While Luxor was a huge enabler for NomaiText overall, at times it was also a significant stumbling block. Luxor enforces a fairly specific mental model of the world: complicated drawings are done by transforming a global drawing state and then drawing locally near the origin. This works well for something like typesetting English characters: translate the global state so that the origin is at the bottom-left corner of the next character to be drawn, draw that character at the origin, repeat. But this paradigm became tricky in NomaiText, especially for spiral typesetting: adjacent glyphs in a GlyphGrid
will correspond to different locations along the spiral which in turn means the glyphs have different transforms of the global coordinates (location, rotation, and scale). But glyph connections means we have to draw a line between two glyphs with different coordinate systems. This all ended up fine but took me a while to get working properly.
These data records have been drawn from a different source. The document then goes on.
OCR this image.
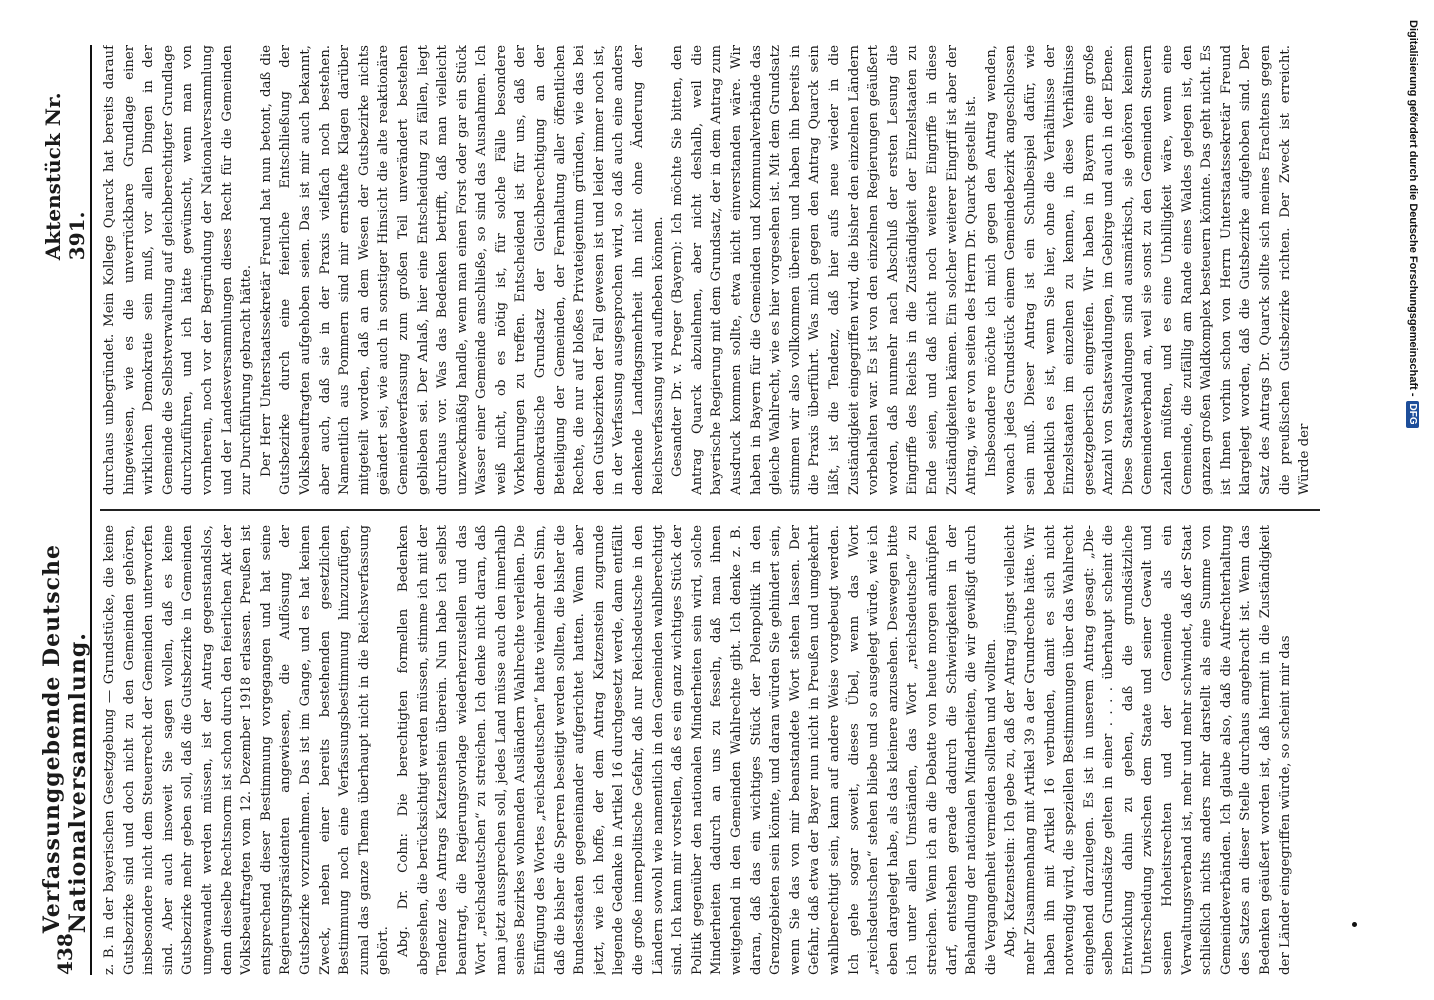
438
Verfassunggebende Deutsche Nationalversammlung.
Aktenstück Nr. 391.

z. B. in der bayerischen Gesetzgebung — Grundstücke, die keine Gutsbezirke sind und doch nicht zu den Gemeinden gehören, insbesondere nicht dem Steuerrecht der Gemeinden unterworfen sind. Aber auch insoweit Sie sagen wollen, daß es keine Gutsbezirke mehr geben soll, daß die Gutsbezirke in Gemeinden umgewandelt werden müssen, ist der Antrag gegenstandslos, denn dieselbe Rechtsnorm ist schon durch den feierlichen Akt der Volksbeauftragten vom 12. Dezember 1918 erlassen. Preußen ist entsprechend dieser Bestimmung vorgegangen und hat seine Regierungspräsidenten angewiesen, die Auflösung der Gutsbezirke vorzunehmen. Das ist im Gange, und es hat keinen Zweck, neben einer bereits bestehenden gesetzlichen Bestimmung noch eine Verfassungsbestimmung hinzuzufügen, zumal das ganze Thema überhaupt nicht in die Reichsverfassung gehört. Abg. Dr. Cohn: Die berechtigten formellen Bedenken abgesehen, die berücksichtigt werden müssen, stimme ich mit der Tendenz des Antrags Katzenstein überein. Nun habe ich selbst beantragt, die Regierungsvorlage wiederherzustellen und das Wort „reichsdeutschen“ zu streichen. Ich denke nicht daran, daß man jetzt aussprechen soll, jedes Land müsse auch den innerhalb seines Bezirkes wohnenden Ausländern Wahlrechte verleihen. Die Einfügung des Wortes „reichsdeutschen“ hatte vielmehr den Sinn, daß die bisher die Sperren beseitigt werden sollten, die bisher die Bundesstaaten gegeneinander aufgerichtet hatten. Wenn aber jetzt, wie ich hoffe, der dem Antrag Katzenstein zugrunde liegende Gedanke in Artikel 16 durchgesetzt werde, dann entfällt die große innerpolitische Gefahr, daß nur Reichsdeutsche in den Ländern sowohl wie namentlich in den Gemeinden wahlberechtigt sind. Ich kann mir vorstellen, daß es ein ganz wichtiges Stück der Politik gegenüber den nationalen Minderheiten sein wird, solche Minderheiten dadurch an uns zu fesseln, daß man ihnen weitgehend in den Gemeinden Wahlrechte gibt. Ich denke z. B. daran, daß das ein wichtiges Stück der Polenpolitik in den Grenzgebieten sein könnte, und daran würden Sie gehindert sein, wenn Sie das von mir beanstandete Wort stehen lassen. Der Gefahr, daß etwa der Bayer nun nicht in Preußen und umgekehrt wahlberechtigt sein, kann auf andere Weise vorgebeugt werden. Ich gehe sogar soweit, dieses Übel, wenn das Wort „reichsdeutschen“ stehen bliebe und so ausgelegt würde, wie ich eben dargelegt habe, als das kleinere anzusehen. Deswegen bitte ich unter allen Umständen, das Wort „reichsdeutsche“ zu streichen. Wenn ich an die Debatte von heute morgen anknüpfen darf, entstehen gerade dadurch die Schwierigkeiten in der Behandlung der nationalen Minderheiten, die wir gewißigt durch die Vergangenheit vermeiden sollten und wollten. Abg. Katzenstein: Ich gebe zu, daß der Antrag jüngst vielleicht mehr Zusammenhang mit Artikel 39 a der Grundrechte hätte. Wir haben ihn mit Artikel 16 verbunden, damit es sich nicht notwendig wird, die speziellen Bestimmungen über das Wahlrecht eingehend darzulegen. Es ist in unserem Antrag gesagt: „Die-selben Grundsätze gelten in einer . . . . überhaupt scheint die Entwicklung dahin zu gehen, daß die grundsätzliche Unterscheidung zwischen dem Staate und seiner Gewalt und seinen Hoheitsrechten und der Gemeinde als ein Verwaltungsverband ist, mehr und mehr schwindet, daß der Staat schließlich nichts anders mehr darstellt als eine Summe von Gemeindeverbänden. Ich glaube also, daß die Aufrechterhaltung des Satzes an dieser Stelle durchaus angebracht ist. Wenn das Bedenken geäußert worden ist, daß hiermit in die Zuständigkeit der Länder eingegriffen würde, so scheint mir das

durchaus unbegründet. Mein Kollege Quarck hat bereits darauf hingewiesen, wie es die unverrückbare Grundlage einer wirklichen Demokratie sein muß, vor allen Dingen in der Gemeinde die Selbstverwaltung auf gleichberechtigter Grundlage durchzuführen, und ich hätte gewünscht, wenn man von vornherein, noch vor der Begründung der Nationalversammlung und der Landesversammlungen dieses Recht für die Gemeinden zur Durchführung gebracht hätte. Der Herr Unterstaatssekretär Freund hat nun betont, daß die Gutsbezirke durch eine feierliche Entschließung der Volksbeauftragten aufgehoben seien. Das ist mir auch bekannt, aber auch, daß sie in der Praxis vielfach noch bestehen. Namentlich aus Pommern sind mir ernsthafte Klagen darüber mitgeteilt worden, daß an dem Wesen der Gutsbezirke nichts geändert sei, wie auch in sonstiger Hinsicht die alte reaktionäre Gemeindeverfassung zum großen Teil unverändert bestehen geblieben sei. Der Anlaß, hier eine Entscheidung zu fällen, liegt durchaus vor. Was das Bedenken betrifft, daß man vielleicht unzweckmäßig handle, wenn man einen Forst oder gar ein Stück Wasser einer Gemeinde anschließe, so sind das Ausnahmen. Ich weiß nicht, ob es nötig ist, für solche Fälle besondere Vorkehrungen zu treffen. Entscheidend ist für uns, daß der demokratische Grundsatz der Gleichberechtigung an der Beteiligung der Gemeinden, der Fernhaltung aller öffentlichen Rechte, die nur auf bloßes Privateigentum gründen, wie das bei den Gutsbezirken der Fall gewesen ist und leider immer noch ist, in der Verfassung ausgesprochen wird, so daß auch eine anders denkende Landtagsmehrheit ihn nicht ohne Änderung der Reichsverfassung wird aufheben können. Gesandter Dr. v. Preger (Bayern): Ich möchte Sie bitten, den Antrag Quarck abzulehnen, aber nicht deshalb, weil die bayerische Regierung mit dem Grundsatz, der in dem Antrag zum Ausdruck kommen sollte, etwa nicht einverstanden wäre. Wir haben in Bayern für die Gemeinden und Kommunalverbände das gleiche Wahlrecht, wie es hier vorgesehen ist. Mit dem Grundsatz stimmen wir also vollkommen überein und haben ihn bereits in die Praxis überführt. Was mich gegen den Antrag Quarck sein läßt, ist die Tendenz, daß hier aufs neue wieder in die Zuständigkeit eingegriffen wird, die bisher den einzelnen Ländern vorbehalten war. Es ist von den einzelnen Regierungen geäußert worden, daß nunmehr nach Abschluß der ersten Lesung die Eingriffe des Reichs in die Zuständigkeit der Einzelstaaten zu Ende seien, und daß nicht noch weitere Eingriffe in diese Zuständigkeiten kämen. Ein solcher weiterer Eingriff ist aber der Antrag, wie er von seiten des Herrn Dr. Quarck gestellt ist. Insbesondere möchte ich mich gegen den Antrag wenden, wonach jedes Grundstück einem Gemeindebezirk angeschlossen sein muß. Dieser Antrag ist ein Schulbeispiel dafür, wie bedenklich es ist, wenn Sie hier, ohne die Verhältnisse der Einzelstaaten im einzelnen zu kennen, in diese Verhältnisse gesetzgeberisch eingreifen. Wir haben in Bayern eine große Anzahl von Staatswaldungen, im Gebirge und auch in der Ebene. Diese Staatswaldungen sind ausmärkisch, sie gehören keinem Gemeindeverband an, weil sie sonst zu den Gemeinden Steuern zahlen müßten, und es eine Unbilligkeit wäre, wenn eine Gemeinde, die zufällig am Rande eines Waldes gelegen ist, den ganzen großen Waldkomplex besteuern könnte. Das geht nicht. Es ist Ihnen vorhin schon von Herrn Unterstaatssekretär Freund klargelegt worden, daß die Gutsbezirke aufgehoben sind. Der Satz des Antrags Dr. Quarck sollte sich meines Erachtens gegen die preußischen Gutsbezirke richten. Der Zweck ist erreicht. Würde der

Digitalisierung gefördert durch die Deutsche Forschungsgemeinschaft -
DFG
Luxor author Cormullion was a huge help here—thanks!
Jot.jl and AWS Lambda
nomai-writing.com isn’t visited frequently—and mostly by me—so it’s neither cost nor compute efficient to have a server always running. Instead, the frontend calls AWS’s API Gateway which in turn hits a Lambda function that maps message string => svg string
. Julia isn’t a first class supported language on AWS Lambda, but fortunately the Jot.jl package takes care of almost all the complexity of wrapping your Julia code into a package-compiled binary, wrapping that into a Docker container that implements the Lambda spec, and pushing that container to your AWS account.
Closing thoughts
Trying to reverse engineer the look of Nomai writing was a surprisingly difficult task; I went through a lot of prototypes that didn’t feel anywhere near right. The current version is still far from perfect (and the to-do list remains long), but is at least at a point where I can comfortably share the results. Perhaps sometime years hence I’ll be listening to the Outer Wilds soundtrack and the bug will bite me and I’ll return to continue improving NomaiWriting.jl
. In the meantime, pull requests are most welcome.